By Arul Louis
In a strong criticism of the make-up and functioning of the Security Council, India said that as a “non-representative” body it lacked the legitimacy to advise nations on political inclusion.
Ambassador Bhagwant S. Bishnoi, India’s Deputy Permanent Representative at the UN, told the Council, “The imperative of political inclusion should not become an imposition of prescriptions on the affected population by the Security Council.”
Moreover, “while the mandate of the Security Council is to act on behalf of the wider membership, it uniquely lacks the legitimacy, on account of its non-representative character, to counsel States on the merits of political inclusiveness,” he said during a Council session on Inclusive Development For The Maintenance Of International Peace and Security.
India, which is pushing for reform of the Council, has consistently criticised its current composition with five veto-wielding permanent members dating to its foundation in 1945 when India and the vast majority of the current UN members were colonies, many of them of Britain and France. Meanwhile, the membership of the UN has grown from 51 to 193.
Three of the five members, Britain, France and Russia are from Europe, and three, Britain, France and the United States are members of the NATO, while Latin America and Africa are left out, as are economically more powerful nations like Japan and Germany and India, a populous country that has been a major contributed to the UN peace-keeping operations.
India has also criticised the Council for lack of transparency and failure to adequately consult with others members on issues involving them like peace-keeping operations.
Bishnoi faulted what he said were the Council’s attempts to expand its role at the expense of other UN bodies. “A holistic vision of international security based on the interdependence of the three pillars of the UN system, namely peace and security, development and human rights, does not mean that ipso facto the Security Council should arrogate to itself all these,” he said.
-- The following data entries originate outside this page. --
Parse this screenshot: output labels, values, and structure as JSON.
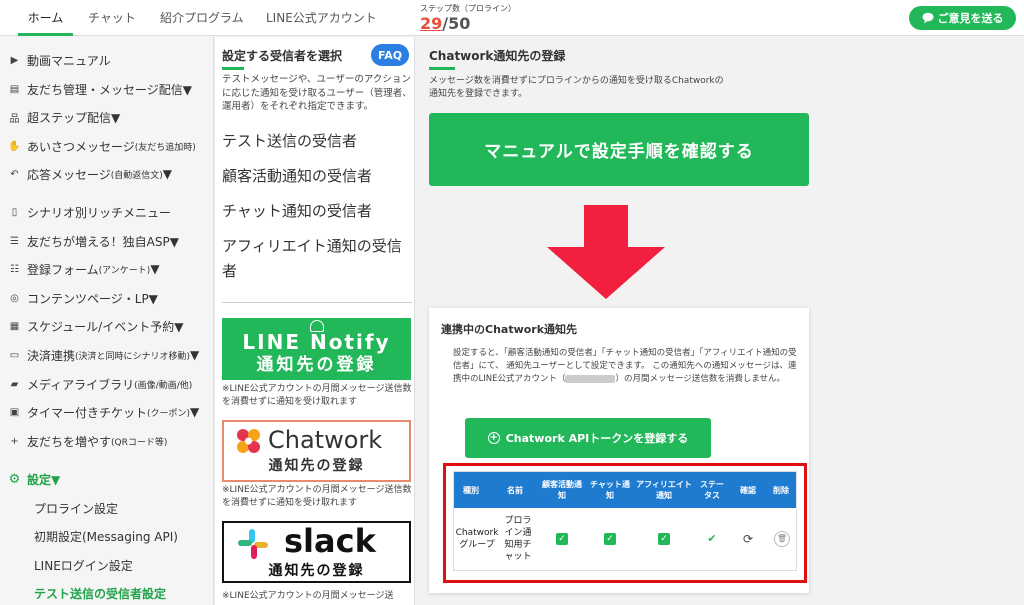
{
  "header": {
    "tabs": [
      {
        "label": "ホーム",
        "active": true
      },
      {
        "label": "チャット"
      },
      {
        "label": "紹介プログラム"
      },
      {
        "label": "LINE公式アカウント"
      }
    ],
    "step_label": "ステップ数（プロライン）",
    "step_current": "29",
    "step_total": "/50",
    "feedback_label": "ご意見を送る"
  },
  "sidebar": {
    "items": [
      {
        "label": "動画マニュアル",
        "icon": "video-icon"
      },
      {
        "label": "友だち管理・メッセージ配信▼",
        "icon": "contact-book-icon"
      },
      {
        "label": "超ステップ配信▼",
        "icon": "sitemap-icon"
      },
      {
        "label": "あいさつメッセージ",
        "small": "(友だち追加時)",
        "icon": "hand-icon"
      },
      {
        "label": "応答メッセージ",
        "small": "(自動返信文)",
        "suffix": "▼",
        "icon": "reply-icon"
      },
      {
        "label": "シナリオ別リッチメニュー",
        "icon": "mobile-icon"
      },
      {
        "label": "友だちが増える！独自ASP▼",
        "icon": "handshake-icon"
      },
      {
        "label": "登録フォーム",
        "small": "(アンケート)",
        "suffix": "▼",
        "icon": "list-icon"
      },
      {
        "label": "コンテンツページ・LP▼",
        "icon": "globe-icon"
      },
      {
        "label": "スケジュール/イベント予約▼",
        "icon": "calendar-icon"
      },
      {
        "label": "決済連携",
        "small": "(決済と同時にシナリオ移動)",
        "suffix": "▼",
        "icon": "credit-card-icon"
      },
      {
        "label": "メディアライブラリ",
        "small": "(画像/動画/他)",
        "icon": "folder-icon"
      },
      {
        "label": "タイマー付きチケット",
        "small": "(クーポン)",
        "suffix": "▼",
        "icon": "ticket-icon"
      },
      {
        "label": "友だちを増やす",
        "small": "(QRコード等)",
        "icon": "user-plus-icon"
      }
    ],
    "settings_label": "設定▼",
    "sub_items": [
      {
        "label": "プロライン設定"
      },
      {
        "label": "初期設定(Messaging API)"
      },
      {
        "label": "LINEログイン設定"
      },
      {
        "label": "テスト送信の受信者設定",
        "active": true
      }
    ]
  },
  "middle": {
    "title": "設定する受信者を選択",
    "faq": "FAQ",
    "description": "テストメッセージや、ユーザーのアクションに応じた通知を受け取るユーザー（管理者、運用者）をそれぞれ指定できます。",
    "links": [
      "テスト送信の受信者",
      "顧客活動通知の受信者",
      "チャット通知の受信者",
      "アフィリエイト通知の受信者"
    ],
    "line_banner": {
      "line1": "LINE Notify",
      "line2": "通知先の登録"
    },
    "chatwork_banner": {
      "line1": "Chatwork",
      "line2": "通知先の登録"
    },
    "slack_banner": {
      "line1": "slack",
      "line2": "通知先の登録"
    },
    "banner_note": "※LINE公式アカウントの月間メッセージ送信数を消費せずに通知を受け取れます",
    "banner_note_partial": "※LINE公式アカウントの月間メッセージ送"
  },
  "main": {
    "title": "Chatwork通知先の登録",
    "description": "メッセージ数を消費せずにプロラインからの通知を受け取るChatworkの通知先を登録できます。",
    "manual_button": "マニュアルで設定手順を確認する",
    "card": {
      "title": "連携中のChatwork通知先",
      "description_a": "設定すると、「顧客活動通知の受信者」「チャット通知の受信者」「アフィリエイト通知の受信者」にて、 通知先ユーザーとして設定できます。 この通知先への通知メッセージは、連携中のLINE公式アカウント（",
      "description_b": "）の月間メッセージ送信数を消費しません。",
      "api_button": "Chatwork APIトークンを登録する",
      "table": {
        "headers": [
          "種別",
          "名前",
          "顧客活動通知",
          "チャット通知",
          "アフィリエイト通知",
          "ステータス",
          "確認",
          "削除"
        ],
        "rows": [
          {
            "type": "Chatworkグループ",
            "name": "プロライン通知用チャット",
            "customer": true,
            "chat": true,
            "affiliate": true,
            "status": "active"
          }
        ]
      }
    }
  },
  "colors": {
    "brand_green": "#22b85a",
    "table_header_blue": "#1f7bd0",
    "highlight_red": "#e01010",
    "arrow_red": "#f2203e",
    "step_red": "#e74c3c"
  }
}
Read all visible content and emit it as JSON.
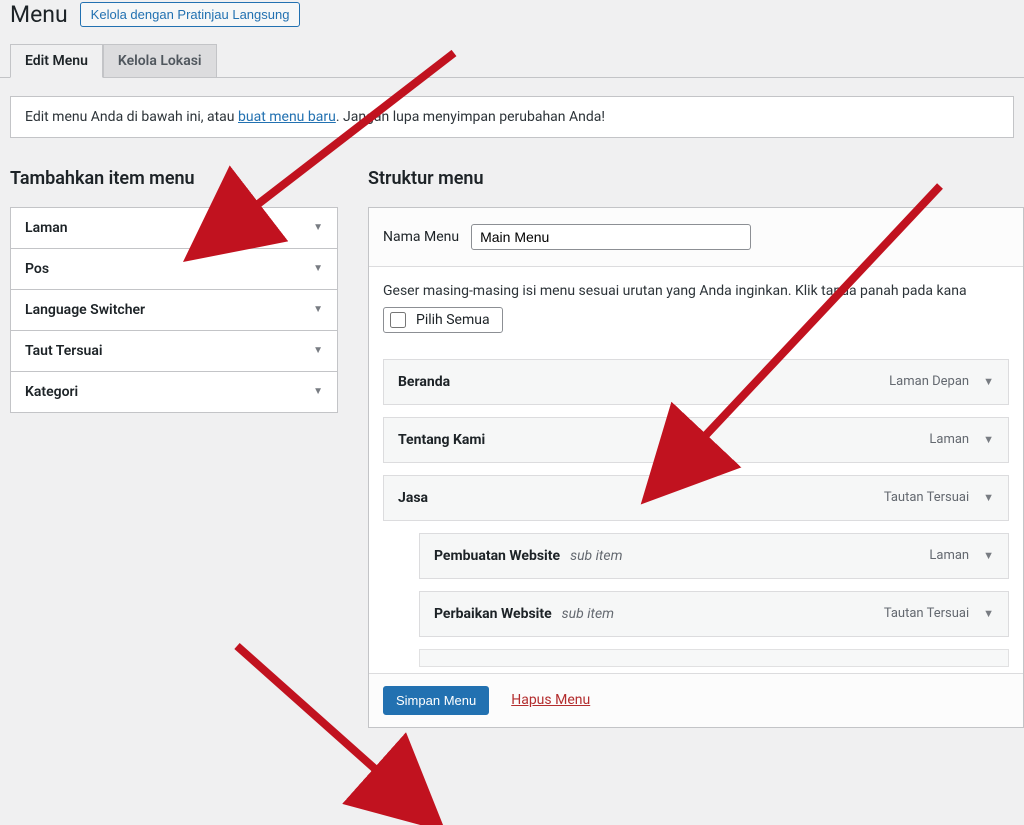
{
  "header": {
    "page_title": "Menu",
    "manage_btn": "Kelola dengan Pratinjau Langsung"
  },
  "tabs": {
    "edit": "Edit Menu",
    "locations": "Kelola Lokasi"
  },
  "notice": {
    "prefix": "Edit menu Anda di bawah ini, atau ",
    "link": "buat menu baru",
    "suffix": ". Jangan lupa menyimpan perubahan Anda!"
  },
  "add_items": {
    "heading": "Tambahkan item menu",
    "panels": {
      "pages": "Laman",
      "posts": "Pos",
      "lang": "Language Switcher",
      "custom": "Taut Tersuai",
      "categories": "Kategori"
    }
  },
  "structure": {
    "heading": "Struktur menu",
    "name_label": "Nama Menu",
    "name_value": "Main Menu",
    "instructions": "Geser masing-masing isi menu sesuai urutan yang Anda inginkan. Klik tanda panah pada kana",
    "select_all": "Pilih Semua",
    "sub_item": "sub item",
    "items": [
      {
        "title": "Beranda",
        "type": "Laman Depan",
        "indent": false,
        "sub": false
      },
      {
        "title": "Tentang Kami",
        "type": "Laman",
        "indent": false,
        "sub": false
      },
      {
        "title": "Jasa",
        "type": "Tautan Tersuai",
        "indent": false,
        "sub": false
      },
      {
        "title": "Pembuatan Website",
        "type": "Laman",
        "indent": true,
        "sub": true
      },
      {
        "title": "Perbaikan Website",
        "type": "Tautan Tersuai",
        "indent": true,
        "sub": true
      }
    ]
  },
  "footer": {
    "save": "Simpan Menu",
    "delete": "Hapus Menu"
  }
}
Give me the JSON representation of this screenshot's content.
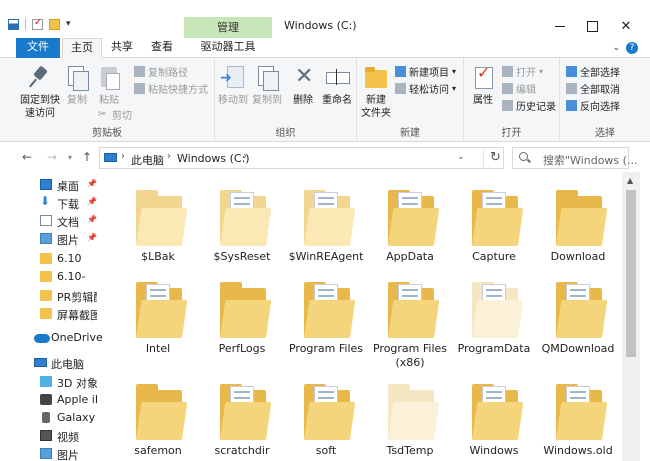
{
  "window": {
    "context_tab": "管理",
    "title": "Windows (C:)"
  },
  "ribbon_tabs": {
    "file": "文件",
    "home": "主页",
    "share": "共享",
    "view": "查看",
    "drive_tools": "驱动器工具"
  },
  "ribbon": {
    "clipboard": {
      "group_label": "剪贴板",
      "pin_label": "固定到快\n速访问",
      "copy_label": "复制",
      "paste_label": "粘贴",
      "copy_path": "复制路径",
      "paste_shortcut": "粘贴快捷方式",
      "cut": "剪切"
    },
    "organize": {
      "group_label": "组织",
      "move_to": "移动到",
      "copy_to": "复制到",
      "delete": "删除",
      "rename": "重命名"
    },
    "new": {
      "group_label": "新建",
      "new_folder": "新建\n文件夹",
      "new_item": "新建项目",
      "easy_access": "轻松访问"
    },
    "open": {
      "group_label": "打开",
      "properties": "属性",
      "open": "打开",
      "edit": "编辑",
      "history": "历史记录"
    },
    "select": {
      "group_label": "选择",
      "select_all": "全部选择",
      "select_none": "全部取消",
      "invert": "反向选择"
    }
  },
  "address": {
    "crumbs": [
      "此电脑",
      "Windows (C:)"
    ],
    "search_placeholder": "搜索\"Windows (..."
  },
  "sidebar": {
    "items": [
      {
        "label": "桌面",
        "icon": "desktop-icon",
        "pinned": true
      },
      {
        "label": "下载",
        "icon": "download-icon",
        "pinned": true
      },
      {
        "label": "文档",
        "icon": "documents-icon",
        "pinned": true
      },
      {
        "label": "图片",
        "icon": "pictures-icon",
        "pinned": true
      },
      {
        "label": "6.10",
        "icon": "folder-icon",
        "pinned": false
      },
      {
        "label": "6.10-",
        "icon": "folder-icon",
        "pinned": false
      },
      {
        "label": "PR剪辑配",
        "icon": "folder-icon",
        "pinned": false
      },
      {
        "label": "屏幕截图",
        "icon": "folder-icon",
        "pinned": false
      }
    ],
    "onedrive": "OneDrive",
    "this_pc": "此电脑",
    "pc_items": [
      {
        "label": "3D 对象",
        "icon": "3d-objects-icon"
      },
      {
        "label": "Apple iPl",
        "icon": "apple-icon"
      },
      {
        "label": "Galaxy O",
        "icon": "phone-icon"
      },
      {
        "label": "视频",
        "icon": "video-icon"
      },
      {
        "label": "图片",
        "icon": "pictures-icon"
      }
    ]
  },
  "files": [
    {
      "name": "$LBak"
    },
    {
      "name": "$SysReset"
    },
    {
      "name": "$WinREAgent"
    },
    {
      "name": "AppData"
    },
    {
      "name": "Capture"
    },
    {
      "name": "Download"
    },
    {
      "name": "Intel"
    },
    {
      "name": "PerfLogs"
    },
    {
      "name": "Program Files"
    },
    {
      "name": "Program Files\n(x86)"
    },
    {
      "name": "ProgramData"
    },
    {
      "name": "QMDownload"
    },
    {
      "name": "safemon"
    },
    {
      "name": "scratchdir"
    },
    {
      "name": "soft"
    },
    {
      "name": "TsdTemp"
    },
    {
      "name": "Windows"
    },
    {
      "name": "Windows.old"
    }
  ]
}
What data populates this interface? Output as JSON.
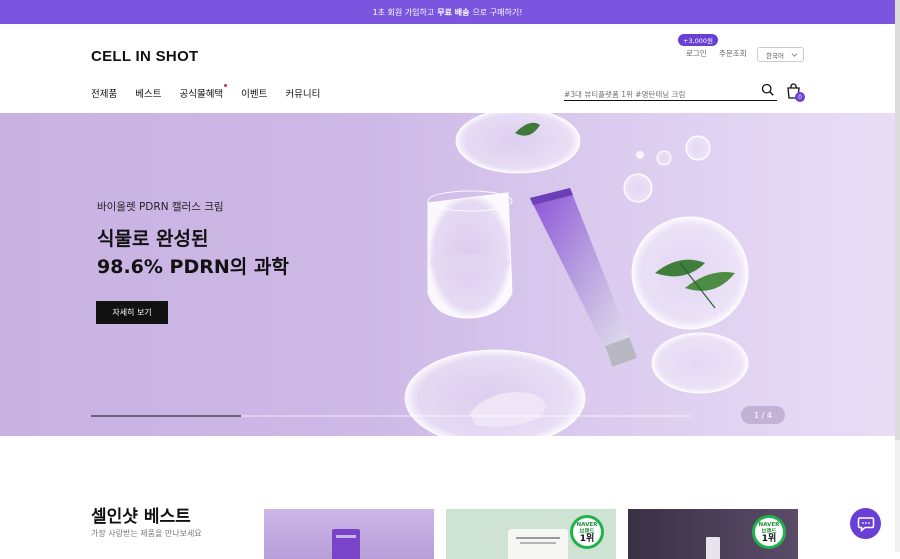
{
  "promo": {
    "prefix": "1초 회원 가입하고",
    "highlight": "무료 배송",
    "suffix": "으로 구매하기!"
  },
  "header": {
    "logo": "CELL IN SHOT",
    "points_badge": "+3,000원",
    "login": "로그인",
    "orders": "주문조회",
    "language": "한국어",
    "nav": [
      "전제품",
      "베스트",
      "공식몰혜택",
      "이벤트",
      "커뮤니티"
    ],
    "search_placeholder": "#3대 뷰티플랫폼 1위 #명탄태닝 크림",
    "cart_count": "0"
  },
  "hero": {
    "subtitle": "바이올렛 PDRN 캘러스 크림",
    "title_line1": "식물로 완성된",
    "title_line2": "98.6% PDRN의 과학",
    "button": "자세히 보기",
    "pager": "1 / 4",
    "progress": 0.25
  },
  "best": {
    "title": "셀인샷 베스트",
    "subtitle": "가장 사랑받는 제품을 만나보세요",
    "badge_top": "NAVER",
    "badge_mid": "브랜드",
    "badge_rank": "1위"
  },
  "colors": {
    "brand": "#7b55e0",
    "accent": "#6a3fd6",
    "badge_green": "#1fb34a"
  },
  "icons": [
    "search-icon",
    "cart-icon",
    "chevron-down-icon",
    "chat-icon"
  ]
}
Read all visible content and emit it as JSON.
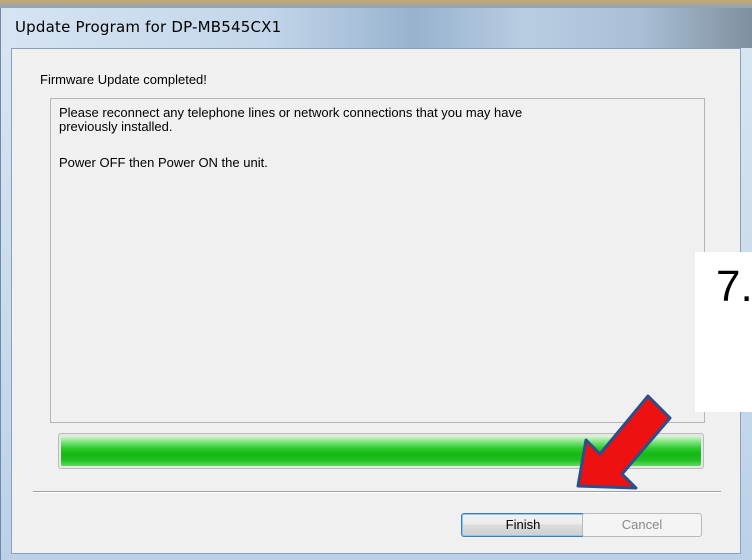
{
  "window": {
    "title": "Update Program for DP-MB545CX1"
  },
  "dialog": {
    "heading": "Firmware Update completed!",
    "message_lines": [
      "Please reconnect any telephone lines or network connections that you may have",
      "previously installed.",
      "Power OFF then Power ON the unit."
    ],
    "progress_percent": 100,
    "progress_color": "#1ebf1e"
  },
  "buttons": {
    "finish_label": "Finish",
    "cancel_label": "Cancel"
  },
  "callout": {
    "step_label": "7.",
    "arrow_color": "#ee1111",
    "arrow_outline": "#2b4f8a"
  }
}
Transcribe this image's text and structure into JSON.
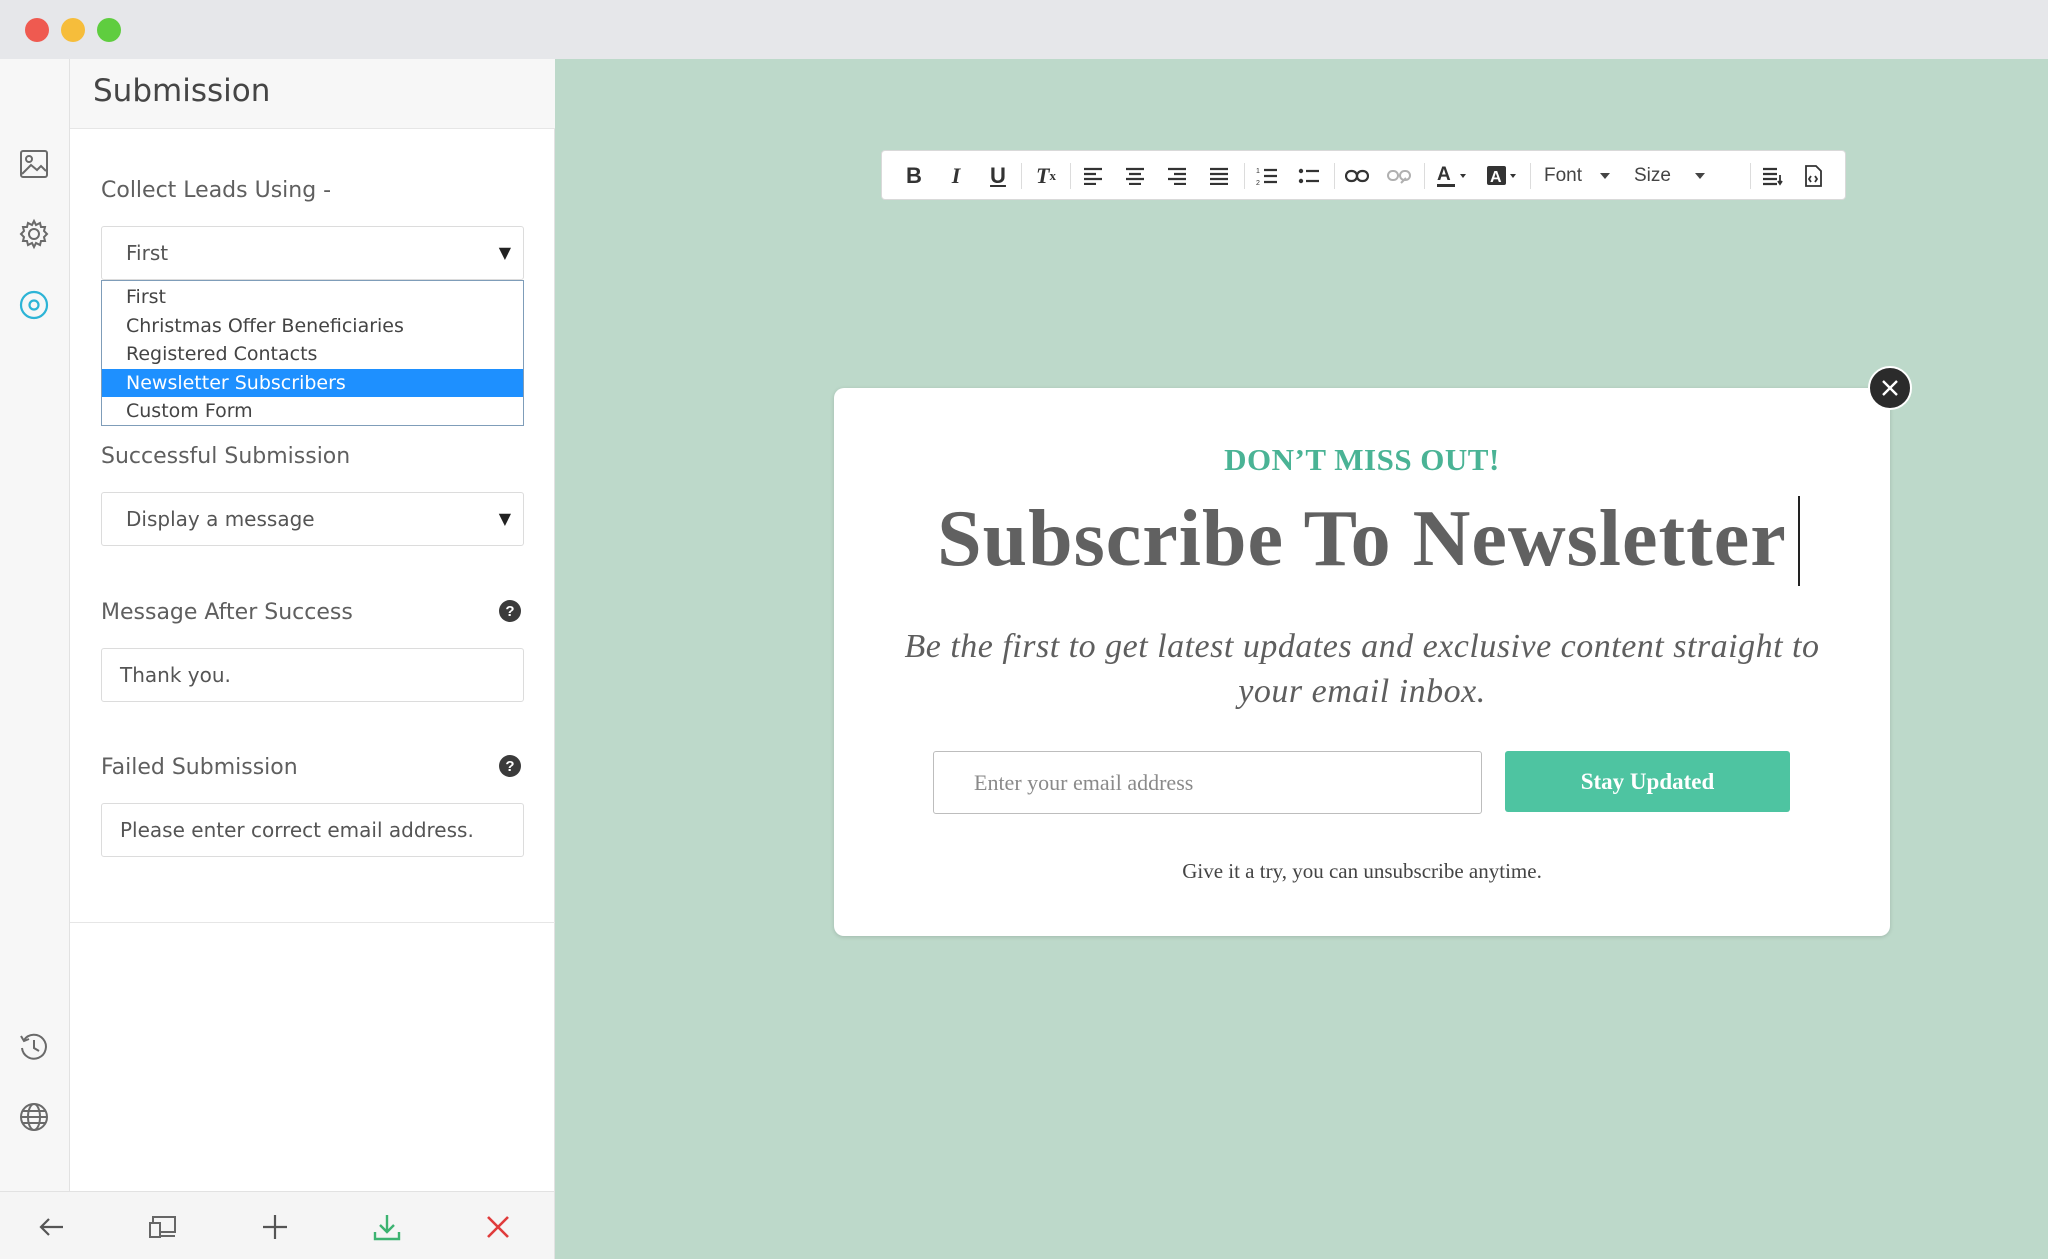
{
  "window": {
    "controls": [
      "close",
      "minimize",
      "maximize"
    ]
  },
  "rail": {
    "icons": [
      "image-icon",
      "gear-icon",
      "target-icon",
      "history-icon",
      "globe-icon"
    ],
    "accent": "#2db4d6"
  },
  "panel": {
    "title": "Submission",
    "collect_label": "Collect Leads Using -",
    "collect_value": "First",
    "collect_options": [
      "First",
      "Christmas Offer Beneficiaries",
      "Registered Contacts",
      "Newsletter Subscribers",
      "Custom Form"
    ],
    "collect_selected_index": 3,
    "success_label": "Successful Submission",
    "success_value": "Display a message",
    "message_label": "Message After Success",
    "message_value": "Thank you.",
    "failed_label": "Failed Submission",
    "failed_value": "Please enter correct email address.",
    "help_glyph": "?"
  },
  "bottombar": {
    "icons": [
      "back-arrow-icon",
      "devices-icon",
      "plus-icon",
      "download-icon",
      "close-icon"
    ],
    "download_color": "#3cb371",
    "close_color": "#e03b3b"
  },
  "editor_toolbar": {
    "font_label": "Font",
    "size_label": "Size"
  },
  "popup": {
    "eyebrow": "DON’T MISS OUT!",
    "headline": "Subscribe To Newsletter",
    "subline": "Be the first to get latest updates and exclusive content straight to your email inbox.",
    "email_placeholder": "Enter your email address",
    "cta_label": "Stay Updated",
    "footnote": "Give it a try, you can unsubscribe anytime.",
    "accent": "#4ab395",
    "button_color": "#4ec4a1",
    "canvas_bg": "#bdd9ca"
  }
}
“There are separate organs within the UN system tasked to manage the three pillars,” he said. “So far as the issues of inclusive development are concerned, the Security Council should not encroach on the mandate of the General Assembly and the ECOSOC (Economic and Social Council).”
Bishnoi also cautioned against foisting policies developed elsewhere on countries emerging from conflicts without considering the realities on the ground.
He acknowledged that “inclusion” and “inclusive development” are essential for peace and peacebuilding and added, “No society or nation has so far managed to achieve peace and stability without eradicating poverty and providing basic human development and economic opportunities to its people.”
However, he added peace and stability within societies “are directly connected to and are affected by conditions of instability and insecurity at the international level.”
Therefore, he said, “Efforts for ensuring broader political inclusion within national contexts must reflect national circumstances and realities and avoid repeating and reinforcing the existing paradigm of foisting externally formulated policies and programmes for countries transitioning out of conflict.”
Chilean President Michelle Bachelet Jeria, who presided over the session, said that massive international wars like those of the last century had been replaced now by new threats. In dealing with these dangers, she asserted that the politics of inclusion — including education and jobs — were a more potent threat to terrorists than “the power of missiles.”
Monday was observed in the US as Martin Luther King Day, honoring the civil rights leader and Nobel laureate. US Ambassador Samantha Power used the occasion to poignantly acknowledge before the world her country’s shortcomings with two parallel Americas, one of “opportunity and equality” and the other of “daily ugliness” and “fatigue of despair” as King saw it.
“It has been nearly fifty years since Dr. King spoke to the need to address these gaps in the United States, and yet so many of the gaps persist, here in the United States and around the world,” Power said. “His call to action is as resonant and urgent today as when he first made it. We must do everything in our power to do our part to fulfill it.”